Сам Довмонт никогда бы не стал поджаривать на кострах людей. Довольно, если побеждённые покорились. Но тогда он был юн и гордился всем, что делал Миндовг.

Королева Марфа, жена Миндовга, была православной. Однажды, когда она узнала, что её сын согнал в каком-то захваченном русском городке людей в церковь, поджёг её и, пока они горели, сам отплясывал на площади, бросила всё и пошла к сыну босиком.

В тот день в месте, где остановился Войшелг, началась страшная гроза. Небо было черно, а воздух озарялся молниями, которые одна за другой били в дом. Испуганный Войшелг перебрался из воспламенившегося дома в другой, но молнии попали и в него, и тогда какой-то христианский священник объявил князю, что это сам Бог гневается на него и князь не спасётся от гнева, пока не покается. На другой день Войшелг бросил княжество, оставил дружину, крестился и ушёл в монастырь.

Тогда Миндовг и сказал Довмонту:

— Кроме тебя, у меня больше нет сына.

Несколько лет Войшелг отмаливал грехи в монастыре, который основал в собственном княжестве.

— Но великим князем станет Войшелг, — напоминал Довмонт Тройнату, когда тот уговаривал его повернуть свою дружину из-под Брянска.

— Зачем монаху княжеский титул, его Бог даёт ему большую радость. — Тройнат был уверен, что Войшелг назад из монастыря не выйдет. Но ошибся.

После того как был зарублен Миндовг, многие его воины перешли к Тройнату. Он-то был уверен, что они станут так же верно служить и ему. Они же лишь подстерегали Тройната — того очень скоро отправили догонять Миндовга. Тогда же был убит и Товтивил. Многим казалось, держава рухнула.

Войшелг ещё при первом известии о смерти отца покинул свою обитель и ушёл на Русь, в Пинский монастырь. Православные давно уже простили ему былые жестокости — раскаяние его было искренним.

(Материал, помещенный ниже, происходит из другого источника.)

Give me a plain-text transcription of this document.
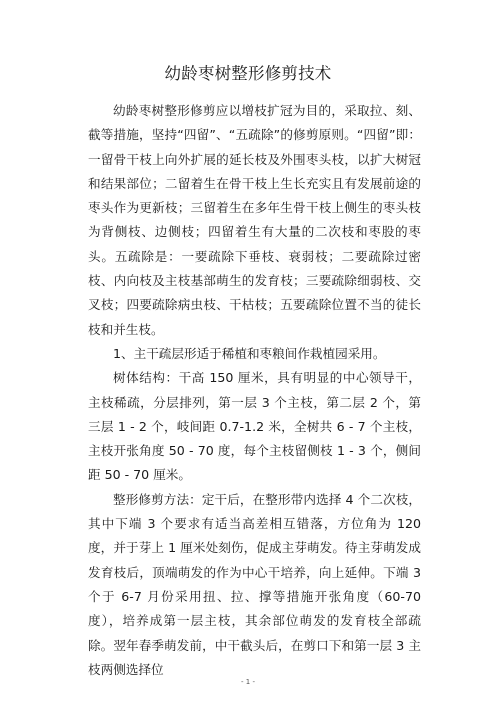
幼龄枣树整形修剪技术

幼龄枣树整形修剪应以增枝扩冠为目的，采取拉、刻、截等措施，坚持“四留”、“五疏除”的修剪原则。“四留”即：一留骨干枝上向外扩展的延长枝及外围枣头枝，以扩大树冠和结果部位；二留着生在骨干枝上生长充实且有发展前途的枣头作为更新枝；三留着生在多年生骨干枝上侧生的枣头枝为背侧枝、边侧枝；四留着生有大量的二次枝和枣股的枣头。五疏除是：一要疏除下垂枝、衰弱枝；二要疏除过密枝、内向枝及主枝基部萌生的发育枝；三要疏除细弱枝、交叉枝；四要疏除病虫枝、干枯枝；五要疏除位置不当的徒长枝和并生枝。

1、主干疏层形适于稀植和枣粮间作栽植园采用。

树体结构：干高 150 厘米，具有明显的中心领导干，主枝稀疏，分层排列，第一层 3 个主枝，第二层 2 个，第三层 1 - 2 个，岐间距 0.7-1.2 米，全树共 6 - 7 个主枝，主枝开张角度 50 - 70 度，每个主枝留侧枝 1 - 3 个，侧间距 50 - 70 厘米。

整形修剪方法：定干后，在整形带内选择 4 个二次枝，其中下端 3 个要求有适当高差相互错落，方位角为 120 度，并于芽上 1 厘米处刻伤，促成主芽萌发。待主芽萌发成发育枝后，顶端萌发的作为中心干培养，向上延伸。下端 3 个于 6-7 月份采用扭、拉、撑等措施开张角度（60-70 度），培养成第一层主枝，其余部位萌发的发育枝全部疏除。翌年春季萌发前，中干截头后，在剪口下和第一层 3 主枝两侧选择位

- 1 -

Князья собрались в Кернове. И удивительно — не передрались, а дружно решили призвать на великое княжение Войшелга. В Пинск прибыло от них посольство. Войшелг долго отказывался, послы убеждали, что без него литовская держава погибнет. С одной стороны — рыцари, с другой — Польша, с третьей — русский князь Даниил Романович. Разорвут на части то, что собирал Миндовг. И тогда он согласился, объявив, что принимает великое княжение на три года, пока не отомстит всем врагам отца, а поверх доспехов и богатой княжеской одежды будет носить чёрную монашескую мантию.

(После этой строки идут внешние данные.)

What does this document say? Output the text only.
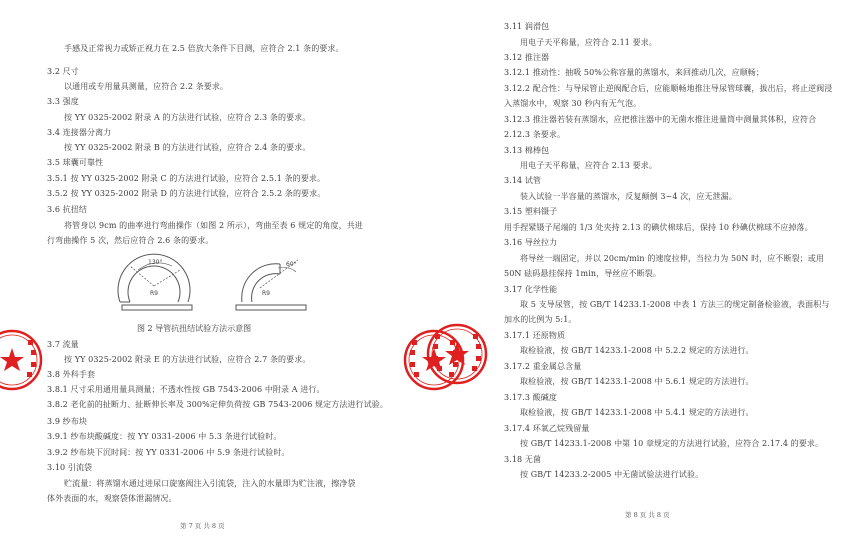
手感及正常视力或矫正视力在 2.5 倍放大条件下目测，应符合 2.1 条的要求。
3.2 尺寸
以通用或专用量具测量，应符合 2.2 条要求。
3.3 强度
按 YY 0325-2002 附录 A 的方法进行试验，应符合 2.3 条的要求。
3.4 连接器分离力
按 YY 0325-2002 附录 B 的方法进行试验，应符合 2.4 条的要求。
3.5 球囊可靠性
3.5.1 按 YY 0325-2002 附录 C 的方法进行试验，应符合 2.5.1 条的要求。
3.5.2 按 YY 0325-2002 附录 D 的方法进行试验，应符合 2.5.2 条的要求。
3.6 抗扭结
将管身以 9cm 的曲率进行弯曲操作（如图 2 所示），弯曲至表 6 规定的角度，共进
行弯曲操作 5 次，然后应符合 2.6 条的要求。
130°
R9
60°
R9
图 2 导管抗扭结试验方法示意图
3.7 流量
按 YY 0325-2002 附录 E 的方法进行试验，应符合 2.7 条的要求。
3.8 外科手套
3.8.1 尺寸采用通用量具测量；不透水性按 GB 7543-2006 中附录 A 进行。
3.8.2 老化前的扯断力、扯断伸长率及 300%定伸负荷按 GB 7543-2006 规定方法进行试验。
3.9 纱布块
3.9.1 纱布块酸碱度：按 YY 0331-2006 中 5.3 条进行试验时。
3.9.2 纱布块下沉时间：按 YY 0331-2006 中 5.9 条进行试验时。
3.10 引流袋
贮流量：将蒸馏水通过进尿口旋塞阀注入引流袋，注入的水量即为贮注液，擦净袋
体外表面的水，观察袋体泄漏情况。
第 7 页 共 8 页
3.11 润滑包
用电子天平称量，应符合 2.11 要求。
3.12 推注器
3.12.1 推动性：抽吸 50%公称容量的蒸馏水，来回推动几次，应顺畅；
3.12.2 配合性：与导尿管止逆阀配合后，应能顺畅地推注导尿管球囊，拔出后，将止逆阀浸
入蒸馏水中，观察 30 秒内有无气泡。
3.12.3 推注器若装有蒸馏水，应把推注器中的无菌水推注进量筒中测量其体积，应符合
2.12.3 条要求。
3.13 棉棒包
用电子天平称量，应符合 2.13 要求。
3.14 试管
装入试验一半容量的蒸馏水，反复颠倒 3~4 次，应无泄漏。
3.15 塑料镊子
用手捏紧镊子尾端的 1/3 处夹持 2.13 的碘伏棉球后，保持 10 秒碘伏棉球不应掉落。
3.16 导丝拉力
将导丝一端固定，并以 20cm/min 的速度拉伸，当拉力为 50N 时，应不断裂；或用
50N 砝码悬挂保持 1min，导丝应不断裂。
3.17 化学性能
取 5 支导尿管，按 GB/T 14233.1-2008 中表 1 方法三的规定制备检验液，表面积与
加水的比例为 5:1。
3.17.1 还原物质
取检验液，按 GB/T 14233.1-2008 中 5.2.2 规定的方法进行。
3.17.2 重金属总含量
取检验液，按 GB/T 14233.1-2008 中 5.6.1 规定的方法进行。
3.17.3 酸碱度
取检验液，按 GB/T 14233.1-2008 中 5.4.1 规定的方法进行。
3.17.4 环氧乙烷残留量
按 GB/T 14233.1-2008 中第 10 章规定的方法进行试验，应符合 2.17.4 的要求。
3.18 无菌
按 GB/T 14233.2-2005 中无菌试验法进行试验。
第 8 页 共 8 页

Едва заявившись в столицу, он собрал на пир князей и знатных бояр — друзей и врагов отца, а утром после пира всех жмудских, ятвягских и литовских панов, которые числились в отцовских врагах, нашли задушенными. В следующие дни люди, верные Войшелгу, убивали тех, кто попроще: дружинников Тройната, бояр, которые просто радовались в день смерти отца. Любой мог подойти к Войшелгу и нашептать на своего врага, и Войшелг убивал.

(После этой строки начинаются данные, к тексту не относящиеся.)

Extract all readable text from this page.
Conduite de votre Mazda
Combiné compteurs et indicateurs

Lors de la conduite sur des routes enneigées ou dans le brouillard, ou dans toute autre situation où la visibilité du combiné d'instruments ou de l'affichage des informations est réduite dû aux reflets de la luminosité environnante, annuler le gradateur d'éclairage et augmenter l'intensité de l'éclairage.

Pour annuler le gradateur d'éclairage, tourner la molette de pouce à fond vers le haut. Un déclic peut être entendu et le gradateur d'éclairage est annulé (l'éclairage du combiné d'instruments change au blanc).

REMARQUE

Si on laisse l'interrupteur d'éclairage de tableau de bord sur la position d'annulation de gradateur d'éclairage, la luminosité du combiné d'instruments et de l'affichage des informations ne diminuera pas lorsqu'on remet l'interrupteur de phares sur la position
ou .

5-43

Довмонта он сначала не тронул, да Довмонт на том пиру и не был, засел у себя. Но скоро дал выбор: остаться и быть убитым вместе с дружинниками и домочадцами — или уйти куда глаза глядят.

Уходим, князь, и быстро, — сказал тогда дядька Лука, — опоздаем — не жить нам.

— Куда же идти нам? Мы не волки, нам не в любом лесу дом родной, — угрюмо ответил Довмонт.

Он тогда твёрдо решил своего княжества не покидать, а ежели Войшелг захочет начать с ним войну, что ж, он готов, хоть со всею Литвой.

— Есть у меня сродственник, не близкий, дальний. Он же сродственник и нынешнему псковскому степенному посаднику, Гавриле Лубиничу. Вот мы и договорились...

Дядька Лука оберег его и тогда, всё за его спиной обговорил, ради своего молодого князя.

Войшелг же слово сдержал: от тамошних хором Довмонта оставил лишь угли.

Но теперь дошла до Довмонта весть, что и Войшелг уже не великий князь. Выполнив свой обет отомстить за гибель отца, он снова сбросил с себя доспехи и снова ушёл в обитель, отдав литовский стол Шварну Даниловичу, своему зятю. Шварн Данилович, пятый сын галицкого князя Даниила Романовича, Войшелгу поначалу очень помог своею дружиною. Без него да без князя Василька Романовича Волынского Шварн, возможно, Литвою бы и не овладел. Это потом, почувствовав за ним силу, к нему потянулись литовские княжества. Теперь Войшелг усыновил взрослого мужа своей сестры и, отказавшись от престола, опять решил отмаливать свои грехи. Только непонятно, старые или новые?